We conducted 2000 Monte Carlo simulations to assess the impact of PVT variations on radiation-hardened latches. The simulation contains the temperature, voltage and threshold voltage of transistors, Fig. 17 shows the simulation result. This simulations were executeed by sweeping the voltage and threshold voltage of transistors using ± 20% Gaussian distribution with variation at the ± 3σ level. And the temperature uses absolute Gaussian distribution with variation at the ± 3σ level, and the fluctuation range is -25 ℃-125 ℃. From Fig. 17, it is evident that compared to other latches with the same functionality, HQNUT has lower power consumption than D-latch. Its power consumption is only slightly different from QNUHL and QNUTL-CG. And power data for HQNUT is more concentrated and has a lower dispersion degree, indicating that its power consumption is less sensitive to PVT variations.
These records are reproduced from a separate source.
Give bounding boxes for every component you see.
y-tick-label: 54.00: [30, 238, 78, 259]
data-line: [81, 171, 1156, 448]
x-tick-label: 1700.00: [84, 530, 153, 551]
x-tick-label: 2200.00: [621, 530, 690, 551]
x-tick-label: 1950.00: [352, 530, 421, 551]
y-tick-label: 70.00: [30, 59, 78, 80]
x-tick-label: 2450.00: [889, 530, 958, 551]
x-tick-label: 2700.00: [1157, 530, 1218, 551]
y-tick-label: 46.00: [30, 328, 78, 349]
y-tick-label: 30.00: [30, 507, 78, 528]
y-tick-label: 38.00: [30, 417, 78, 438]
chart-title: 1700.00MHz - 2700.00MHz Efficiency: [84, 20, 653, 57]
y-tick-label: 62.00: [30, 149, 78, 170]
Additionally, HQNUT has a lower delay compared to the other three QNU-tolerant latches, with more concentrated delay data as well. So the delay of HQNUT is also insensitive to PVT variations.

Fig. 17
figure 17

Monte Carlo simulation

In summary, our proposed latch demonstrates low sensitivity to PVT variation compared to other latch designs.

5 Conclusion

With the advancement of microelectronics technology, circuits are becoming increasingly susceptible to errors produced by high-energy radiation. Most existing latches lack resistance to QNU or have high overhead. Additionally, the current verification of latch reliability relies on various EDA and fault injection tools. This paper proposes an algorithm for verifying latch tolerance ability and a high-performance, low-power HQNUT latch for these issues. Experimental validation demonstrates that the algorithm can quickly and accurately verify whether a latch can tolerate various MNUs. Additionally, HSPICE simulation results demonstrate the QNU tolerance capability of the HQNUT latch. The HQNUT latch exhibits low power consumption, low delay, smaller area, and lower PDP than existing radiation-hardened latches. Suitable for use in satellites or other aerospace equipment. In the future, further research is needed to design more efficient and reliable latch structures.